Ms. Loomer sent The New York Times a screenshot of the tweet that prompted her ban for hateful conduct. In the tweet, she describes Representative Ilhan Omar, Democrat of Minnesota, as “pro Sharia” and “anti Jewish.”

“I know a lot of people don’t like me, but that’s their problem, not mine,” she said on Friday. “I have proven my loyalty to President Trump countless times over, and even if other people try to malign me and undermine President Trump’s wishes, I will continue to be a ride-or-die Trump supporter. Trump deserves loyalty and he deserves to have loyal people working for him who do not leak to the press.”

She was also barred from the ride-hail apps Lyft and Uber for making bigoted comments about Muslim drivers. Asked about these comments, in which she called on Twitter for “a non Islamic form of Uber or Lyft,” Ms.
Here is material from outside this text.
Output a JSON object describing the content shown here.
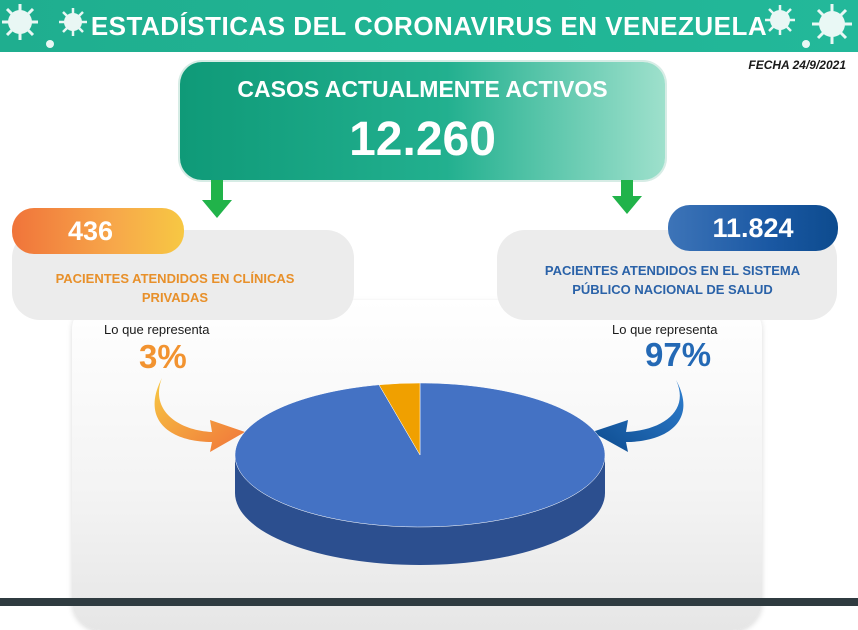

Loomer said she was responding to a Muslim driver “throwing me out of an Uber for being a Jew on Rosh Hashana.”

In a 2017 appearance on a far-right podcast called Nationalist Public Radio, Ms. Loomer described her beliefs.
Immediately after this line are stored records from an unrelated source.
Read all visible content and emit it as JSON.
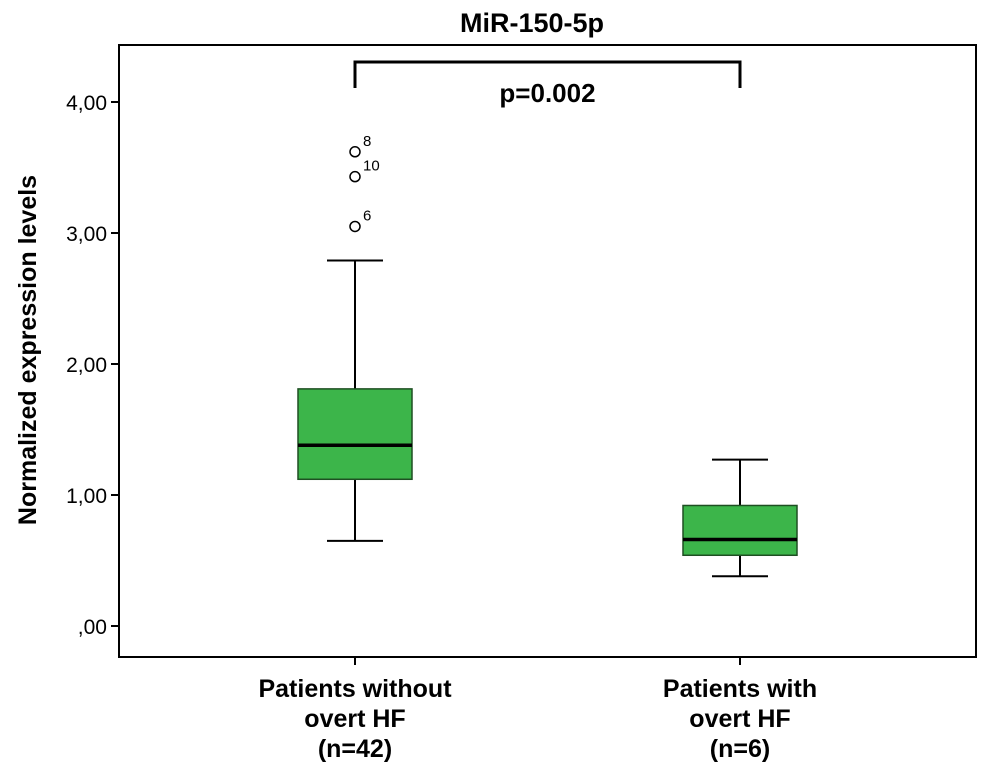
{
  "chart_data": {
    "type": "boxplot",
    "title": "MiR-150-5p",
    "ylabel": "Normalized expression levels",
    "xlabel": "",
    "ylim": [
      -0.2,
      4.4
    ],
    "yticks": [
      0,
      1,
      2,
      3,
      4
    ],
    "ytick_labels": [
      ",00",
      "1,00",
      "2,00",
      "3,00",
      "4,00"
    ],
    "grid": false,
    "box_color": "#3cb54a",
    "groups": [
      {
        "label_lines": [
          "Patients without",
          "overt HF",
          "(n=42)"
        ],
        "whisker_low": 0.65,
        "q1": 1.12,
        "median": 1.38,
        "q3": 1.81,
        "whisker_high": 2.79,
        "outliers": [
          {
            "value": 3.62,
            "label": "8"
          },
          {
            "value": 3.43,
            "label": "10"
          },
          {
            "value": 3.05,
            "label": "6"
          }
        ]
      },
      {
        "label_lines": [
          "Patients with",
          "overt HF",
          "(n=6)"
        ],
        "whisker_low": 0.38,
        "q1": 0.54,
        "median": 0.66,
        "q3": 0.92,
        "whisker_high": 1.27,
        "outliers": []
      }
    ],
    "annotation": {
      "text": "p=0.002",
      "bracket_from": 0,
      "bracket_to": 1
    }
  }
}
“Someone asked me, ‘Are you pro-white nationalism?’ Yes. I’m pro-white nationalism,” Ms. Loomer said. “But there’s a difference between white nationalism and white supremacy. Right? And a lot of liberals and left-wing globalist Marxist Jews don’t understand that.” She added, “So this country really was built as the white Judeo-Christian ethnostate, essentially. Over time, immigration and all these calls for diversity, it’s starting to destroy this country.”

Her remarks on the podcast were brought to light in 2021 by a blog called Angry White Men that tracked white supremacy movements.

In a statement, a representative for Mr. Trump did not address a question about whether plans were afoot to hire Ms. Loomer, saying instead, “The entire movement is united behind President Trump and his campaign, and it will take everyone rowing in the same direction in order to beat Biden and take our country back.”

Mr. Trump’s 2016 campaign focused heavily on anti-Muslim sentiment, and as president, he barred travel from several predominantly Muslim countries. He has been a supporter of Ms. Loomer’s in the past, backing her Florida congressional campaign in 2020, when she ran to represent a Palm Beach County district that included Mar-a-Lago.

“Great going Laura,” he wrote on Twitter when she won the Republican primary. “You have a great chance against a Pelosi puppet!”

She lost that race in the fall, in which she was supported by her friend Roger J. Stone Jr., Mr. Trump’s longest-serving adviser. In the 2022 midterm elections, she came close to ousting the incumbent Republican in another Florida district, Representative Daniel Webster, in the primary, winning 44 percent of the vote.

“I ran for Congress as the first deplatformed candidate in United States history,” Ms. Loomer said on Friday. “I’m a Jewish conservative woman, a Trump loyalist, and a free speech absolutist and I also used to work for Project Veritas, too,” she added, referring to the conservative group that conducts sting operations on news outlets and liberal organizations. “It’s not like I’m some kind of fringe person. I won the G.O.P. primary in 2020, and President Trump literally voted for me.”

In recent months, Ms. Loomer has caught the attention of people in Mr. Trump’s inner circle — and Mr. Trump himself — by posting videos on social media that personally attack his potential rival for the 2024 Republican presidential nomination, Gov. Ron DeSantis of Florida.

Ms. Loomer has accused Mr. DeSantis and his wife, Casey, who had breast cancer, of wanting “to play the ‘cancer survivor’ card to make people think they are untouchable from criticism.”

On Twitter in February, Ms. Loomer posted: “Ron and Casey DeSantis are social climbers who will NEVER be Donald and Melania Trump,” adding, “Ron DeSantis will never have what it takes to be ICONIC like Trump.”

Ms. Loomer also organized a group of Trump supporters outside an event in Leesburg, Fla., where Mr. DeSantis was signing his new book.

“Anybody who follows me knows that I’m the person who has been independently leading the charge on opposition research, aggressively exposing damning and consequential stories about Ron DeSantis and other Trump opponents,” Ms. Loomer said on Friday.